Ingle Rahul G, M Elossaily Gehan, Ansari Mohd Nazam, Makhijani Shivani
Datta Meghe College of Pharmacy, Datta Meghe Institute of Higher Education & Research (DMIHER), Deemed to be University, Wardha, India.
Department of Basic Medical Sciences, College of Medicine, AlMaarefa University, Riyadh, Saudi Arabia.
Ann Med. 2025 Dec;57(1):2516697. doi: 10.1080/07853890.2025.2516697. Epub 2025 Jun 17.
Several severe disorders, such as inherited diseases (e.g. cystic fibrosis and beta thalassemia), genetic diseases (e.g. malignant tumors and diabetes), and infectious diseases (e.g. HIV) are pose significant challenges to human health.
Over the past few decades, researchers have been working on gene therapies, and currently, terrible dreams have come true. To date, the Food and Drug Administration (FDA) has approved multiple gene therapies such as Kynamro for familial hypercholesterolaemia, Exondys51 for duchenne muscular dystrophy, Spinraza for spinal muscular atrophy, etc., rest for cancer, infectious diseases, and rare diseases.
The authors have summarized recent advances in gene therapy, its background, molecular basis (e.g. viral and non-viral vectors), gene-editing techniques (e.g. CRISPR/Cas9, TALEN, ZFN), and its foremost applications in severe disorders, such as cancer, monogenic disorders (e.g. spinal muscular atrophy), polygenic disorders (e.g. autism), neurogenic disorders (e.g. Parkinson disease and Alzheimer's disease), and infectious diseases (e.g. HIV).
In addition, we explored the major challenges faced by gene therapies during targeted delivery, immunogenicity, efficacy, and safety.

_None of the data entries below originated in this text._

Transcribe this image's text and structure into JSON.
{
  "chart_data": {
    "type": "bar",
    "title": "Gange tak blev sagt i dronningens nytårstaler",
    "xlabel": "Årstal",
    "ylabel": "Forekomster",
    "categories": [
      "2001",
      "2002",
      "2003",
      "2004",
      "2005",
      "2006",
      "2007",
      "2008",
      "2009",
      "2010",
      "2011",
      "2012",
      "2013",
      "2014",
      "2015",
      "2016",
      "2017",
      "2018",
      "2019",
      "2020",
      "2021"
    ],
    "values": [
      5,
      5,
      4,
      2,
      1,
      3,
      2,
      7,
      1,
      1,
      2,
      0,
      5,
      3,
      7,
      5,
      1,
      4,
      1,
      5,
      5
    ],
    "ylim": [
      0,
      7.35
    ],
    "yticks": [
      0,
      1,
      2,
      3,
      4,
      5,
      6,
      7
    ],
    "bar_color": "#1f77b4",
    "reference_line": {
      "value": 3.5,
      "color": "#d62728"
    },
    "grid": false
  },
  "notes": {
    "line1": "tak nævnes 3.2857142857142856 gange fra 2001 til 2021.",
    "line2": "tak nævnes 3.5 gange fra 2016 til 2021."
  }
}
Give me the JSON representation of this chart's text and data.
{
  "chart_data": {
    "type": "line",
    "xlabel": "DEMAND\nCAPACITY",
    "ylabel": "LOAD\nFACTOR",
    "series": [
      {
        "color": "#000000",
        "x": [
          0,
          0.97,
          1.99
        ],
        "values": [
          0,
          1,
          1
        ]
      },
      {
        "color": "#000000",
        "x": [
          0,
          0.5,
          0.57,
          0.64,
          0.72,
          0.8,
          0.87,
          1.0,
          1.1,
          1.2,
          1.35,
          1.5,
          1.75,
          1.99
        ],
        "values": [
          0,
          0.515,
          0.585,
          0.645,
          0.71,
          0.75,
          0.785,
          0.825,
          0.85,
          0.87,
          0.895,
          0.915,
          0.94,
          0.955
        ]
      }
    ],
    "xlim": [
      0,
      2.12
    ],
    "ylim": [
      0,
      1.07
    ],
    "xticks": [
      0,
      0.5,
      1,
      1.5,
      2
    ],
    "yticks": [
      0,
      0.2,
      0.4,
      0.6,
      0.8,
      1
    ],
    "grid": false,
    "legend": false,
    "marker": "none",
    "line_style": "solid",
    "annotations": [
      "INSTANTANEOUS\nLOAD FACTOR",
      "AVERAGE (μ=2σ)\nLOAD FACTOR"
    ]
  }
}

To date, most of the promising approaches, such as different vectors, target cell populations, and both and have paved the foundation for applications of gene therapies. Additionally, advances in enhancing the immune system that would certainly lower the healthcare costs. This review highlights the translatory potential of gene therapy in revolutionizing the treatment landscape for severe disorders.
几种严重疾病,如遗传性疾病(如囊性纤维化和β地中海贫血)、基因疾病(如恶性肿瘤和糖尿病)以及传染病(如艾滋病病毒),对人类健康构成了重大挑战。
在过去几十年里,研究人员一直在致力于基因治疗,目前,可怕的梦想已经成真。迄今为止,美国食品药品监督管理局(FDA)已批准多种基因疗法,如用于家族性高胆固醇血症的Kynamro、用于杜氏肌营养不良症的Exondys51、用于脊髓性肌萎缩症的Spinraza等,其余的用于癌症、传染病和罕见病。
作者总结了基因治疗的最新进展、其背景、分子基础(如病毒和非病毒载体)、基因编辑技术(如CRISPR/Cas9、TALEN、ZFN),以及其在严重疾病中的首要应用,如癌症、单基因疾病(如脊髓性肌萎缩症)、多基因疾病(如自闭症)、神经源性疾病(如帕金森病和阿尔茨海默病)和传染病(如艾滋病病毒)。
此外,我们探讨了基因治疗在靶向递送、免疫原性、疗效和安全性方面面临的主要挑战。
迄今为止,大多数有前景的方法,如不同的载体、靶细胞群体,以及两者都为基因治疗的应用奠定了基础。此外,增强免疫系统的进展肯定会降低医疗成本。这篇综述强调了基因治疗在彻底改变严重疾病治疗格局方面的转化潜力。